You may identify only one segment, your full universe of target customers and prospects – or to be able to recognize several clusters who share similar acts of unfulfilled needs and buying behavior. The process can be enhanced with the addition of complex basis variables. In either case, there are two key questions:

 

Who are those most loyal customers, those most interested in those service values that best differentiate you from your competitors? And what differentiates them from the mass of customers? When you have those answers, you’ll be halfway home.

 

Critical to effective segmentation is making each segment as unlike any other as possible.
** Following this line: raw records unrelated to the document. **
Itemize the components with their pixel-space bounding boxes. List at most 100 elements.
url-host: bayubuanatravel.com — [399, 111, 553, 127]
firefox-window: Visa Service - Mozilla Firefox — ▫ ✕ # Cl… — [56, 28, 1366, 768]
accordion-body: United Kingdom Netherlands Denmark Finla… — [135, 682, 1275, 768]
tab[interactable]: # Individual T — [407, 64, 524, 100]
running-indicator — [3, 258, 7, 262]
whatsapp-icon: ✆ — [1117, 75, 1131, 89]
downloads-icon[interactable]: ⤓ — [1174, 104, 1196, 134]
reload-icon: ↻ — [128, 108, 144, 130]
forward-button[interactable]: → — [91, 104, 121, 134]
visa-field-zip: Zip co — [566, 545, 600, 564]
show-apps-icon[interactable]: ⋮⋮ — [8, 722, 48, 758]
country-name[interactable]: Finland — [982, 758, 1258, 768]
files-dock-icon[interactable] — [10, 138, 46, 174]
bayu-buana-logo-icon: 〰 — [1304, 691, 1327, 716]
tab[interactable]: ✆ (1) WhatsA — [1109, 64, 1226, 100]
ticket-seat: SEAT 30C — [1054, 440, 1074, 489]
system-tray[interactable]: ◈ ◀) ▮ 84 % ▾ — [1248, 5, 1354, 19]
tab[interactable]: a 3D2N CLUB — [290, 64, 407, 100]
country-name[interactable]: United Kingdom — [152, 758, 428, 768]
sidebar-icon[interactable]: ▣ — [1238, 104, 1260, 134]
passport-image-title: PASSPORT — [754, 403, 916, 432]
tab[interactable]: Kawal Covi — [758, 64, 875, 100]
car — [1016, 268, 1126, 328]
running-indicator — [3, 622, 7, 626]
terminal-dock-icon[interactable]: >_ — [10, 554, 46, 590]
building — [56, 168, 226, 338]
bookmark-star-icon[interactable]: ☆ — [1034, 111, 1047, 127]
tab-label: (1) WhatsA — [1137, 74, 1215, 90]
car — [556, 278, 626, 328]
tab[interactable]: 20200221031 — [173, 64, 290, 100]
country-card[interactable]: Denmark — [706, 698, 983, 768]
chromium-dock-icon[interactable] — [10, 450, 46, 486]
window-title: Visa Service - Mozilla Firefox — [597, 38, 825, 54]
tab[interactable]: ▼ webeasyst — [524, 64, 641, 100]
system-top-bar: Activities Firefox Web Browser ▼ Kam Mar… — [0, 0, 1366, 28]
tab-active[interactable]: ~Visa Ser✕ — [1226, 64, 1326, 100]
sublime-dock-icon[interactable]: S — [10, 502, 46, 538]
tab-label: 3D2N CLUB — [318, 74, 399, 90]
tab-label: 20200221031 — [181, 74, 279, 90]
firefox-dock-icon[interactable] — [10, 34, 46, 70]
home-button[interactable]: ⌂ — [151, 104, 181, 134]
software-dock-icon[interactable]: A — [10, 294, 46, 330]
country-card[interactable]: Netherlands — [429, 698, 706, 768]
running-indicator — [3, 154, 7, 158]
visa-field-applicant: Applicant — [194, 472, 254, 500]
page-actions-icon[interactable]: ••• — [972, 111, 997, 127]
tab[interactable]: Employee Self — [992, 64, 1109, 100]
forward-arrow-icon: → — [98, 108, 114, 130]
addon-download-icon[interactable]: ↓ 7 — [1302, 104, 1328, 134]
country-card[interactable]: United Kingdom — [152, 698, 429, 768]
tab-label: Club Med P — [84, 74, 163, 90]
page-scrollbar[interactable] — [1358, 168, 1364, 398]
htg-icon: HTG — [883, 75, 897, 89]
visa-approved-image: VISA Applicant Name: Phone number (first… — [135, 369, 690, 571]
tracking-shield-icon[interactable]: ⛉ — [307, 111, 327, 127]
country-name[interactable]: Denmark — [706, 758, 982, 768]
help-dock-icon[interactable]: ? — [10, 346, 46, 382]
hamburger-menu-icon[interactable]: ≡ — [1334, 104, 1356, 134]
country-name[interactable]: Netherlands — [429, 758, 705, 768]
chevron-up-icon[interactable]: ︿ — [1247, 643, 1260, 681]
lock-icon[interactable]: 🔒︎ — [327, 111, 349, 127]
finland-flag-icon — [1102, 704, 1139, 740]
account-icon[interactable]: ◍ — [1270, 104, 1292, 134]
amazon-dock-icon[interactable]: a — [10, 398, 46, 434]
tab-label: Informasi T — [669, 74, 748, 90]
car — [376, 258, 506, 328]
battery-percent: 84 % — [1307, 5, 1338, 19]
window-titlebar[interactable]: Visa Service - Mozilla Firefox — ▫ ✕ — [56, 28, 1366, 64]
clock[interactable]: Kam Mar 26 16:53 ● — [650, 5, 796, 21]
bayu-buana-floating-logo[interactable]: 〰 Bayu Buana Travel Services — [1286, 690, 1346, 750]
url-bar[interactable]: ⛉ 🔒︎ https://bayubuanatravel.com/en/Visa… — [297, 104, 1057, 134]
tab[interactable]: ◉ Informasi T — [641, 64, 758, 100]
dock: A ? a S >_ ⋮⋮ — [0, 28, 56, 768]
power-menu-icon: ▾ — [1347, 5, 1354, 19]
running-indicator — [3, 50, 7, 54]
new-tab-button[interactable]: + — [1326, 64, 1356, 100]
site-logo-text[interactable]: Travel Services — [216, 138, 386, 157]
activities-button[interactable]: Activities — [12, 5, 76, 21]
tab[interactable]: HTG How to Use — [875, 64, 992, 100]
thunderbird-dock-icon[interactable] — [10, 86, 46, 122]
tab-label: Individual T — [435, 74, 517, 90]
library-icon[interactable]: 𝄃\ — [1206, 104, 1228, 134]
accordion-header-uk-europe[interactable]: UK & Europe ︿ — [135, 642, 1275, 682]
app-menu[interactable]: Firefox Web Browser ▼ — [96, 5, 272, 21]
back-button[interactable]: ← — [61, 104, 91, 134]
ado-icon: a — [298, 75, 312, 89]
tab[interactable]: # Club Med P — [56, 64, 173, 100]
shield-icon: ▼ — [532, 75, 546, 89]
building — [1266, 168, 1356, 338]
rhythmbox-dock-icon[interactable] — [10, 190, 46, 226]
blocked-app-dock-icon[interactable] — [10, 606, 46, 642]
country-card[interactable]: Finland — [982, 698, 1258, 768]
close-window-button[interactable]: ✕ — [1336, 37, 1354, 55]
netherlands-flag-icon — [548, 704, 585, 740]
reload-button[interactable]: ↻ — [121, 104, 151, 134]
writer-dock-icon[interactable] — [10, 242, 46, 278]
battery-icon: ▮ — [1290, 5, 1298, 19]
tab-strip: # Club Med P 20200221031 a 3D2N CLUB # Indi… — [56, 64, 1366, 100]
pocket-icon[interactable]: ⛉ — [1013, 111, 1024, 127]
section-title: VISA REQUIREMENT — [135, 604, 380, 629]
And this is the point at which the process becomes more of an art (of interpretation) than a science (of data analysis). A well-constructed database, however, with its ability to slice and dice customer characteristics many different ways, gives you a wealth of tools to turn data into information. In developing the meta-data table, one visualization tool to use is the Rubik’s cube: it presents neatly both the concept of the multi-dimensional data cube as well as a method whereby your team can visualize the targeted account and the penetration strategy and its success therein.

 

To be of value to you, that information must be actionable. That means it must include a customer profile (most often consisting of firmographics, unfulfilled needs and buying behavior) that enables you to assign customers – not just your selected “best” customers, but all your customers, and perhaps prospects – to one or another of your defined segments. Keep it simple. The data collected and captured must be verifiable and updatable as well as meaningful and actionable. One note of caution therefore: trying to gather too many data points, or to use too many data points in the “business intelligence” algorithms, will have either diminishing returns or may provide no relevance.

 

You now have a good sampling of your best customers; each identified by the needs that are most important to them. (Keeping in mind that a customer, in business-to-business marketing is an individual who buys on behalf of an organization. Furthermore, recognizing that a customer is someone who buys x-$’s of y-products over z-duration). They are also tagged by firmographic data. Is there a relationship between needs and firmographics? Your database program can let you mine the information to find out.

 

Start with a list of identified needs and buying behaviors. Then query your database as to how many customers cluster into groups that care about each of various combinations of those needs. Where you find larger numbers, you have identified “need clusters” that are common to particular segments of your marketing universe. And that’s the raw material for needs-based segmentation.

 

Now, what easily identifiable characteristics do the customers in each cluster have in common, in addition to those needs? Here’s where firmographic data comes into play. You may, for instance, discover that many of them share geographical, SIC code, company size, or some other combination of characteristics.

 

In other words, it permits you to define very specific need-based market segments – into which you can divide your entire customer universe, present and potential.